The company will highlight priorities for its Customer First, People Led, Innovation Driven strategy; discuss targeted areas of growth including small and medium-sized businesses, healthcare and international; provide 2023 financial targets; and discuss newly established ESG targets.
- Customer First: The company’s Customer First strategy strives to provide the best digital experience powered by its global smart logistics network. The company will showcase the actions it is taking to make it simpler and more helpful to do business with UPS. Customer First focuses on removing friction when doing business with UPS, as measured by gains in Net Promoter Score, or NPS. The company has targeted a 2023 NPS score of 50 or higher.

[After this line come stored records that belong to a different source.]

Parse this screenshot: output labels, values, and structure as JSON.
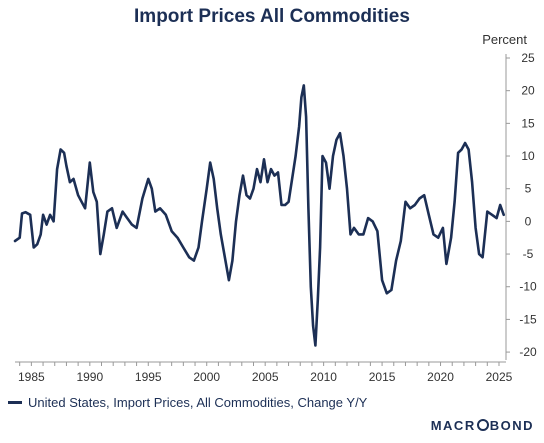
{
  "chart_data": {
    "type": "line",
    "title": "Import Prices All Commodities",
    "unit_label": "Percent",
    "x_ticks": [
      "1985",
      "1990",
      "1995",
      "2000",
      "2005",
      "2010",
      "2015",
      "2020",
      "2025"
    ],
    "y_ticks": [
      "25",
      "20",
      "15",
      "10",
      "5",
      "0",
      "-5",
      "-10",
      "-15",
      "-20"
    ],
    "xlim": [
      1983.6,
      2025.6
    ],
    "ylim": [
      -20.6,
      25.0
    ],
    "grid": false,
    "legend_position": "bottom-left",
    "series": [
      {
        "name": "United States, Import Prices, All Commodities, Change Y/Y",
        "color": "#1c2f55",
        "x": [
          1983.6,
          1984.0,
          1984.2,
          1984.5,
          1984.9,
          1985.2,
          1985.5,
          1985.8,
          1986.0,
          1986.3,
          1986.6,
          1986.9,
          1987.2,
          1987.5,
          1987.8,
          1988.0,
          1988.3,
          1988.6,
          1989.0,
          1989.3,
          1989.6,
          1990.0,
          1990.3,
          1990.6,
          1990.9,
          1991.2,
          1991.5,
          1991.9,
          1992.3,
          1992.8,
          1993.2,
          1993.6,
          1994.0,
          1994.5,
          1995.0,
          1995.3,
          1995.6,
          1996.0,
          1996.5,
          1997.0,
          1997.5,
          1998.0,
          1998.5,
          1998.9,
          1999.3,
          1999.6,
          2000.0,
          2000.3,
          2000.6,
          2000.9,
          2001.2,
          2001.5,
          2001.9,
          2002.2,
          2002.5,
          2002.8,
          2003.1,
          2003.4,
          2003.7,
          2004.0,
          2004.3,
          2004.6,
          2004.9,
          2005.2,
          2005.5,
          2005.8,
          2006.1,
          2006.4,
          2006.7,
          2007.0,
          2007.3,
          2007.6,
          2007.9,
          2008.1,
          2008.3,
          2008.5,
          2008.7,
          2008.9,
          2009.1,
          2009.3,
          2009.5,
          2009.7,
          2009.9,
          2010.2,
          2010.5,
          2010.8,
          2011.1,
          2011.4,
          2011.7,
          2012.0,
          2012.3,
          2012.6,
          2013.0,
          2013.4,
          2013.8,
          2014.2,
          2014.6,
          2015.0,
          2015.4,
          2015.8,
          2016.2,
          2016.6,
          2017.0,
          2017.4,
          2017.8,
          2018.2,
          2018.6,
          2019.0,
          2019.4,
          2019.8,
          2020.2,
          2020.5,
          2020.9,
          2021.2,
          2021.5,
          2021.8,
          2022.1,
          2022.4,
          2022.7,
          2023.0,
          2023.3,
          2023.6,
          2024.0,
          2024.4,
          2024.8,
          2025.1,
          2025.4
        ],
        "values": [
          -3,
          -2.5,
          1.2,
          1.4,
          1.0,
          -4.0,
          -3.5,
          -2.0,
          1.0,
          -0.5,
          1.0,
          0.0,
          8.0,
          11.0,
          10.5,
          8.5,
          6.0,
          6.5,
          4.0,
          3.0,
          2.0,
          9.0,
          4.5,
          3.0,
          -5.0,
          -2.0,
          1.5,
          2.0,
          -1.0,
          1.5,
          0.5,
          -0.5,
          -1.0,
          3.5,
          6.5,
          5.0,
          1.5,
          2.0,
          1.0,
          -1.5,
          -2.5,
          -4.0,
          -5.5,
          -6.0,
          -4.0,
          0.0,
          5.0,
          9.0,
          6.5,
          2.0,
          -2.0,
          -5.0,
          -9.0,
          -6.0,
          0.0,
          4.0,
          7.0,
          4.0,
          3.5,
          5.0,
          8.0,
          6.0,
          9.5,
          6.0,
          8.0,
          7.0,
          7.5,
          2.5,
          2.5,
          3.0,
          6.5,
          10.0,
          14.5,
          19.0,
          20.8,
          16.0,
          2.0,
          -10.0,
          -16.0,
          -19.0,
          -12.0,
          -4.0,
          10.0,
          9.0,
          5.0,
          10.0,
          12.5,
          13.5,
          10.0,
          5.0,
          -2.0,
          -1.0,
          -2.0,
          -2.0,
          0.5,
          0.0,
          -1.5,
          -9.0,
          -11.0,
          -10.5,
          -6.0,
          -3.0,
          3.0,
          2.0,
          2.5,
          3.5,
          4.0,
          1.0,
          -2.0,
          -2.5,
          -1.0,
          -6.5,
          -2.5,
          3.0,
          10.5,
          11.0,
          12.0,
          11.0,
          6.0,
          -1.0,
          -5.0,
          -5.5,
          1.5,
          1.0,
          0.5,
          2.5,
          1.0
        ]
      }
    ]
  },
  "brand": {
    "pre": "MACR",
    "post": "BOND"
  }
}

- People Led: The company will discuss the measures it is taking to improve the employee experience and increase the likelihood that an employee recommends UPS as a great place to work. The company has established a 2023 “likelihood to recommend” target of 80 percent or higher.
- Innovation Driven: By highlighting technology and productivity initiatives, the company will address its approach to creating shareowner value by delivering consistently higher returns on invested capital, as well as returns to shareowners through dividends and share repurchases.

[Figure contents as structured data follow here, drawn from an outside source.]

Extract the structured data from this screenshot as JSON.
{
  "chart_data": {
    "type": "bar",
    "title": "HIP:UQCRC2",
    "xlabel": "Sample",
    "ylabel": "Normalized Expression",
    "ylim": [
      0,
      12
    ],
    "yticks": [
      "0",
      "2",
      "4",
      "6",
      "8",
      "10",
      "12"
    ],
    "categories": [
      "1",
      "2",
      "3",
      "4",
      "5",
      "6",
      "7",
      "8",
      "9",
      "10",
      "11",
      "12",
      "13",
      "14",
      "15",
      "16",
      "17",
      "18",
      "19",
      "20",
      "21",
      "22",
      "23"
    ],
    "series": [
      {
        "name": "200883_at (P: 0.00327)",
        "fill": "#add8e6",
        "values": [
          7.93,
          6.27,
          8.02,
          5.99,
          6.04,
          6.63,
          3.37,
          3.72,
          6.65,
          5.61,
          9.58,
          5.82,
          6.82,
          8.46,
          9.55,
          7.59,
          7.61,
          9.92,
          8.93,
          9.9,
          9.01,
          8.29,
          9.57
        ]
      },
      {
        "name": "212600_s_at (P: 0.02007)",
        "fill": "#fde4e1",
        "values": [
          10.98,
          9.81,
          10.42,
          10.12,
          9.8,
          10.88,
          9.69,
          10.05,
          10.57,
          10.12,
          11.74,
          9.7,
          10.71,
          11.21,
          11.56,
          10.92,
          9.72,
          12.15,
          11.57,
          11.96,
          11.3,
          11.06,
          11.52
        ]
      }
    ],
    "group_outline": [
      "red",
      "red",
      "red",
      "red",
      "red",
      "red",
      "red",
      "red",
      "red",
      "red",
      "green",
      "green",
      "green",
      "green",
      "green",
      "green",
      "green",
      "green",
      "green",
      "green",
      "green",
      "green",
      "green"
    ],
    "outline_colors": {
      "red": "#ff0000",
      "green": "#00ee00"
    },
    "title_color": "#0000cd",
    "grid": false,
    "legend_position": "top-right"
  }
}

“We are creating a new UPS, rooted in the values of the company. Our strategic priorities are evolving to reflect the changing needs of our customers and our business, and what matters most to our stakeholders,” said Carol Tomé, UPS chief executive officer.
2023 Financial Targets
Today the company will discuss its 2023 financial targets as follows:
Consolidated revenue ranging from approximately $98 billion to approximately $102 billion.
Consolidated adjusted* operating margin ranging from approximately 12.7 percent to approximately 13.7 percent.
Cumulative capital spending from 2021–2023 of approximately $13.5 billion to approximately $14.5 billion.
Adjusted return on invested capital ranging from approximately 26 percent to approximately 29 percent.
* “Adjusted” amounts are non-GAAP financial measures. See the appendix to this release for a discussion of non-GAAP financial measures, including required reconciliations.
The company is only able to provide operating margin and return on invested capital guidance on an adjusted (non-GAAP) basis because it is not possible to predict or provide a reconciliation reflecting the impact of future pension mark-to-market or other unknown or unanticipated potential adjustments which would be included in reported (GAAP) results and which could be material.
The company is also announcing a new set of company-wide ESG targets, including its pledge to be carbon neutral across scope 1, 2 and 3 emissions in its global operations by 2050. Interim 2035 environmental sustainability targets include:
50% reduction in CO2 per package delivered for its global small package operations (2020 base year).
100% of company facilities powered by renewable electricity.
30% of the fuel used in its global air fleet be sustainable aviation fuel.
UPS has published its ESG strategy at investors.ups.com/esg.